Recent advancements in the healthcare industry have made it more possible to save more lives than ever before by curing them or reducing their suffering. In the same way, these advancements have played a vital role in fostering and sustaining the lives of terminally ill patients. This has led to a reduction in cases of assisted suicide. While it is commendable that the human race now has a means of prolonging the deaths of the terminally ill patients, some of them usually reach a point where they no longer see the value in continuing to live, and as such, decide to ask their nurses to help them commit suicide. As a nurse, such decisions can be very overwhelming as they pose both a moral, ethical and legal dilemmas.

It is imperative that nurses make ethical and legal considerations before making a decision that could grant the patients’ wish to end their lives. This is why they should apply the principles of autonomy, non-maleficence and beneficence when resolving the dilemmas.

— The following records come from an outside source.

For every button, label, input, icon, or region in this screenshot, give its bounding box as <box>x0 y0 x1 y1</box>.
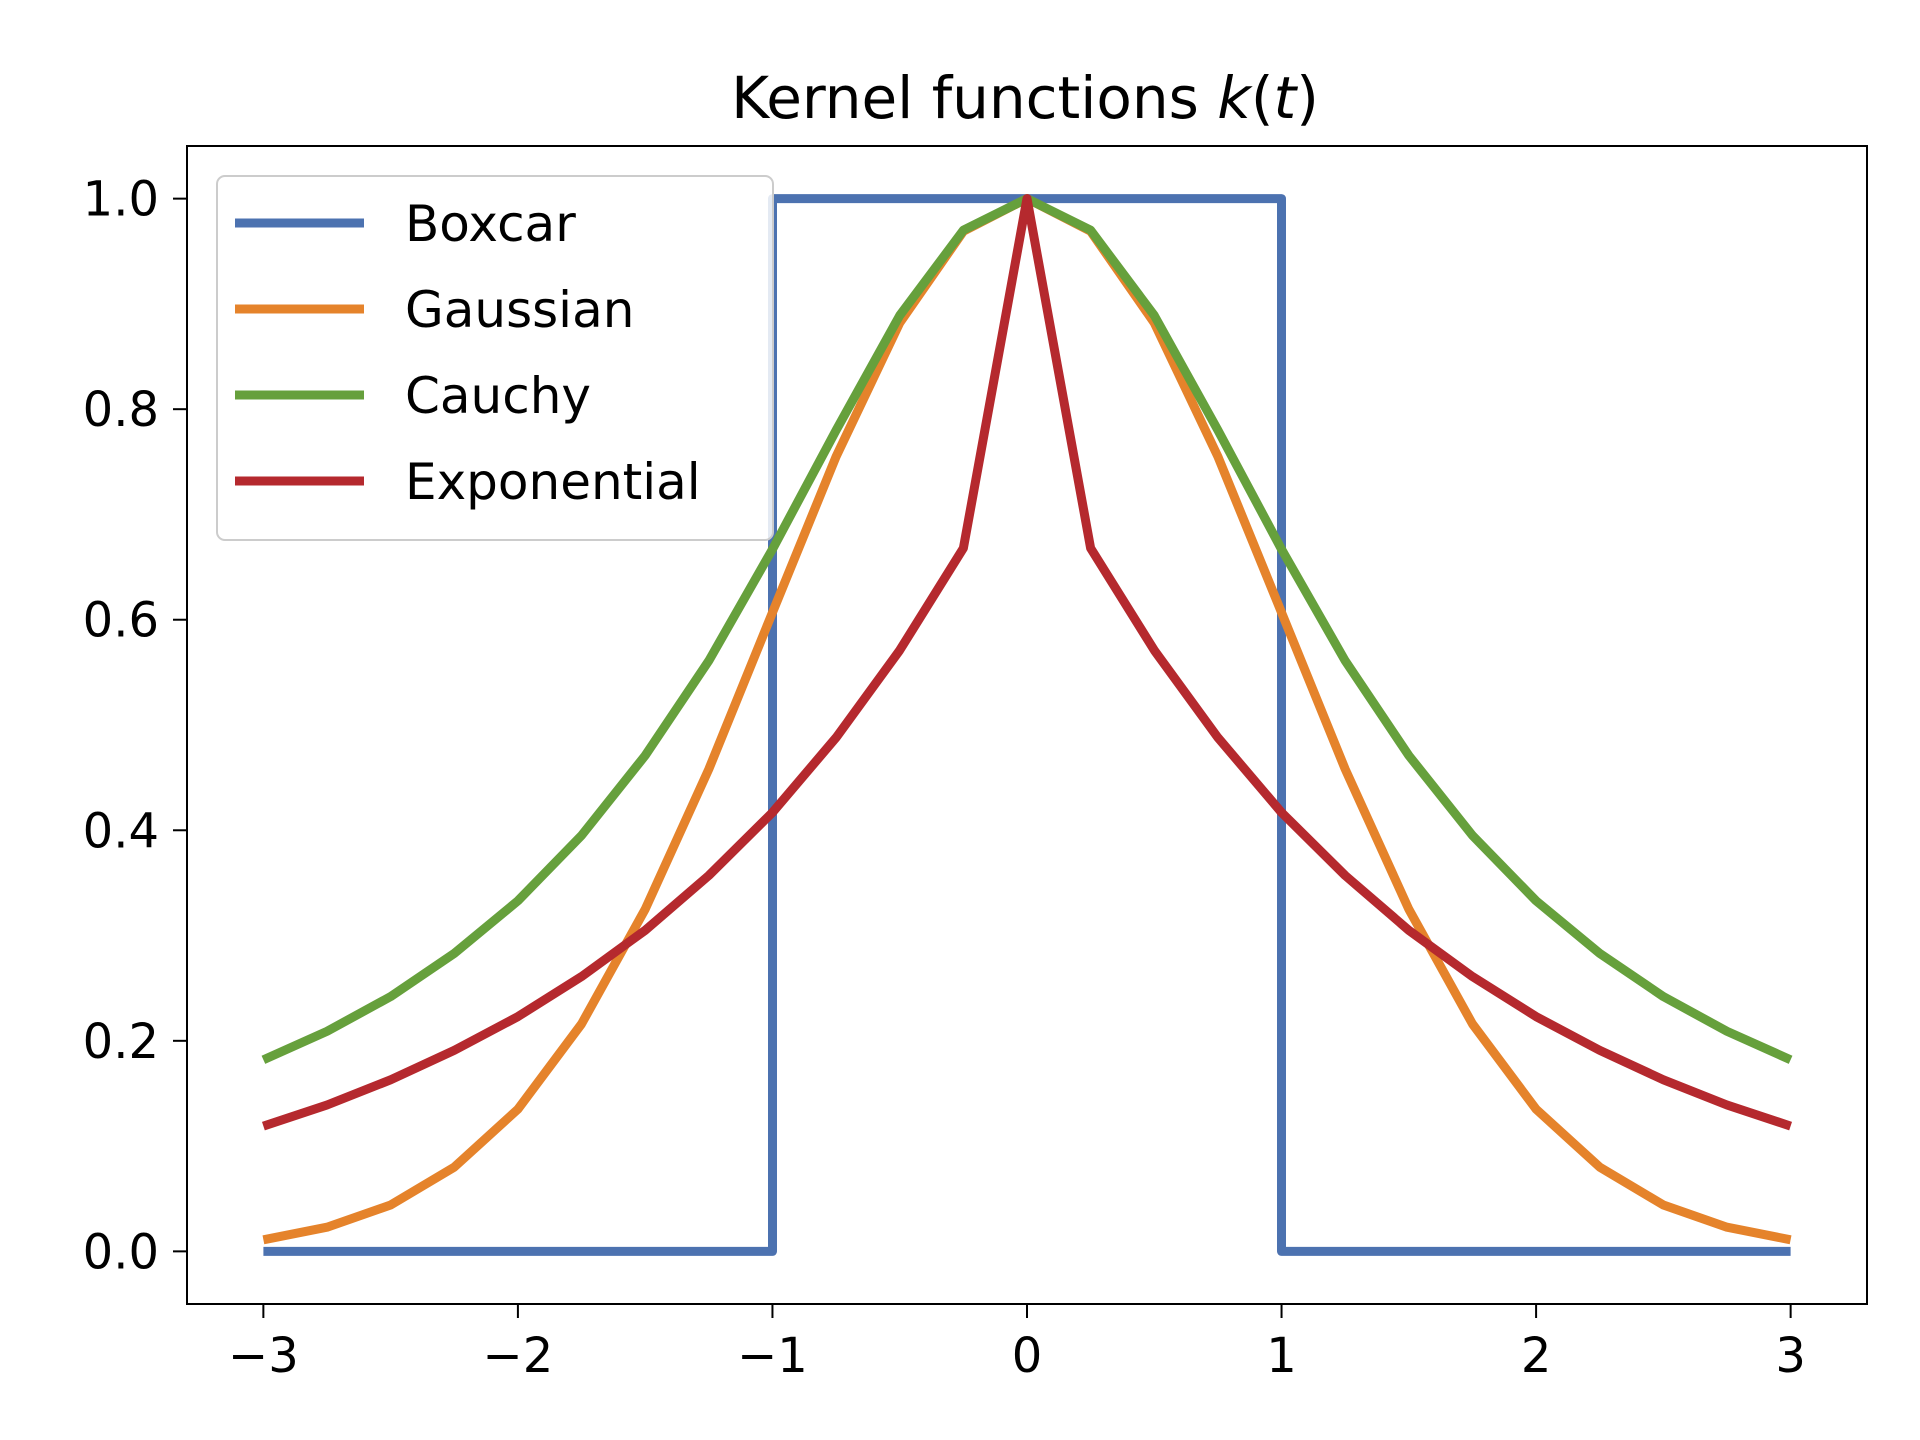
chart-title-var: k <box>1217 64 1253 132</box>
chart-title-open: ( <box>1251 64 1274 132</box>
x-tick-label: 2 <box>1521 1328 1552 1384</box>
chart-title-close: ) <box>1296 64 1319 132</box>
y-tick-label: 0.4 <box>83 803 159 859</box>
y-tick-label: 0.0 <box>83 1224 159 1280</box>
y-tick-label: 0.8 <box>83 382 159 438</box>
legend-label-exponential: Exponential <box>405 453 701 511</box>
axes-layer: −3 −2 −1 0 1 2 3 0.0 0.2 0.4 0.6 0.8 1.0 <box>83 145 1868 1384</box>
x-tick-label: −3 <box>228 1328 299 1384</box>
series-line-exponential <box>261 194 1793 1131</box>
x-tick-label: 0 <box>1012 1328 1043 1384</box>
legend-label-cauchy: Cauchy <box>405 367 591 425</box>
series-layer <box>261 194 1793 1256</box>
legend-box <box>216 175 774 541</box>
legend: Boxcar Gaussian Cauchy Exponential <box>216 175 774 541</box>
chart-title-arg: t <box>1274 64 1299 132</box>
chart-title-prefix: Kernel functions <box>731 64 1217 132</box>
x-tick-label: 1 <box>1266 1328 1297 1384</box>
legend-label-gaussian: Gaussian <box>405 281 634 339</box>
y-tick-label: 0.2 <box>83 1014 159 1070</box>
x-tick-label: 3 <box>1775 1328 1806 1384</box>
chart-title: Kernel functions k(t) <box>731 64 1319 132</box>
y-tick-label: 0.6 <box>83 593 159 649</box>
y-tick-label: 1.0 <box>83 172 159 228</box>
x-tick-label: −1 <box>737 1328 808 1384</box>
legend-label-boxcar: Boxcar <box>405 195 576 253</box>
x-tick-label: −2 <box>483 1328 554 1384</box>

However, in situations where apatient decides that the best course of action is suicide assistance, then the nurses should be keen to cooperate with other medical professionals in evaluating all the ethical and legal issues that are likely to emerge and devise ingenious ways of addressing them.


Abu-El-Noor, N. I., & Mysoon, K. A. (2014). End of life decisions: An Islamic perspective. Online Journal of Health Ethics, 10(1), 1-19.

Jie, L. (2015). The patient suicide attempt – An ethical dilemma case study. The International Journal of Nursing Sciences, 2(4), 408-413.

MacLeod, R. D., Wilson, D. M., & Malpas, P. (2012). Assisted or hastened death: the healthcare practitioner’s dilemma. Global journal of health science, 4(6), 87.

Maynard, B. (2014). My right to death with dignity at 29. CNN. November2, 2014.

Negri, S. (2012). Self-Determination, dignity and End-of-Life care: Regulating advance directives in international and comparative perspective. Leiden: Nijhoff.

Parahoo, K. (2014). Nursing research: principles, process and issues. London: Palgrave Macmillan.

Steck, N., Egger, M., Maessen, M., Reisch, T., & Zwahlen, M. (2013). Euthanasia and assisted suicide in selected European countries and US states: Systematic literature review. Medical care, 51(10), 938-944.